METELLO Numidico, Quinto Cecilio (Q. Caecilius Metellus Numidicus)
Figlio di L. Cecilio Metello Calvo, probabilmente pretore nel 112 a. C., propretore in Sicilia (processato e assolto per tale sua amministrazione), console nel 109 con M. Giunio Silano, e incaricato del comando nella guerra contro Giugurta dopo gl'insuccessi del console Aulo Albino. Giunto in Africa, soltanto ai primi di maggio del 109 poté intraprendere le operazioni. Iniziò subito una marcia diretta verso Hippo Regio passando per Bulla Regia; occupò Vaga per assicurarsi un centro di rifornimenti e una base di operazioni e alla fine di maggio era a circa 50 miglia dalla meta. La strada passava accanto al fiume Muthul (l'odierno Oued en-Namous), Giugurta e Bomilcare si posero nelle località alte circostanti alla pianura, allo scopo d'impedire a M. lo sfilamento verso nord. Lo scontro terminò con un successo tattico dei Romani, ma M. fu obbligato ad abbandonare il progetto della marcia su Hippo Regio e si spinse invece verso sud sino ai dintorni di Sicca Veneria e di Zama. Nella seconda campagna (108) M. cinse d'assedio Zama, non riuscendo, però, né a conquistare la città, né a costringere Giugurta a una battaglia in campo aperto, ma tuttavia ponendo presidio in tutte le località intermedie conquistate. Alla fine della campagna ebbe inutili trattative con Giugurta. Intanto la popolazione di Vaga si era ribellata, massacrando gran parte del presidio romano, ma, con un breve assedio, M. riuscì a riconquistare la città. La terza campagna (107) portò due nuove lunghe spedizioni, una verso sud, a Thala, uno dei centri di Giugurta, e l'altra a Cirta (odierna Costantina). Nel 107 stesso M. fu sostituito nel comando dal suo ex-luogotenente C. Mario, dopo aver condotto in tre campagne la guerra con prudenza e fermezza, con la tattica delle lunghe spedizioni a titolo dimostrativo, avendo come obiettivo i principali centri di resistenza del nemico. Nel 106 ebbe in Roma gli onori del trionfo; nel 102 fu censore con C. Cecilio Metello Caprario, ma non riuscì a colpire con la nota censoria Appuleio Saturnino e Servilio Glaucia, per escluderli dal senato; e nel 100, essendo tribuno Saturnino, preferì andare in esilio a Rodi che prestare il giuramento imposto dalla legge Appuleia agraria in favore di Mario e dei suoi veterani; alla fine del movimento, la reazione oligarchica lo richiamò dall'esilio (legge Calidia, 99 a. C.). Sulla successiva carriera e sulla fine di M. non si hanno particolari precisi.

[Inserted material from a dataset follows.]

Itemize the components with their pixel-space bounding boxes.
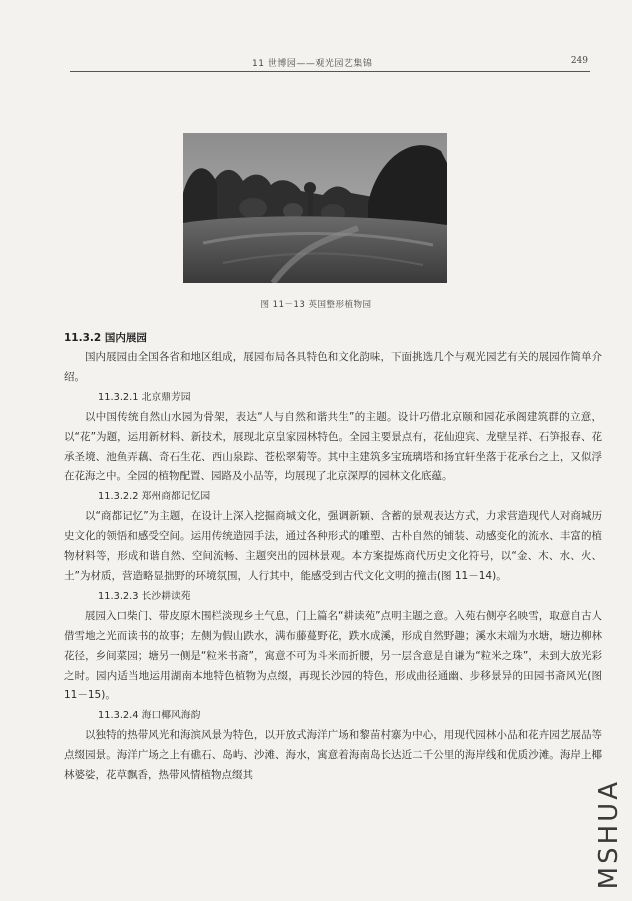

Bibl.: A. H. J. Greeenidge, A History of Rome, I, Londra 1904, pp. 380-435; S. Gsell, hist. anc. de l'Afrique du nord, VII, Parigi 1928; G. De Sanctis, in Atti II Congresso naz. di studi rom., 1930 (Problemi di storia ant., Bari 1932, p. 215 segg.); M. A. Levi, ibid. e in Atene e Roma, VII (1925), p. 188 segg.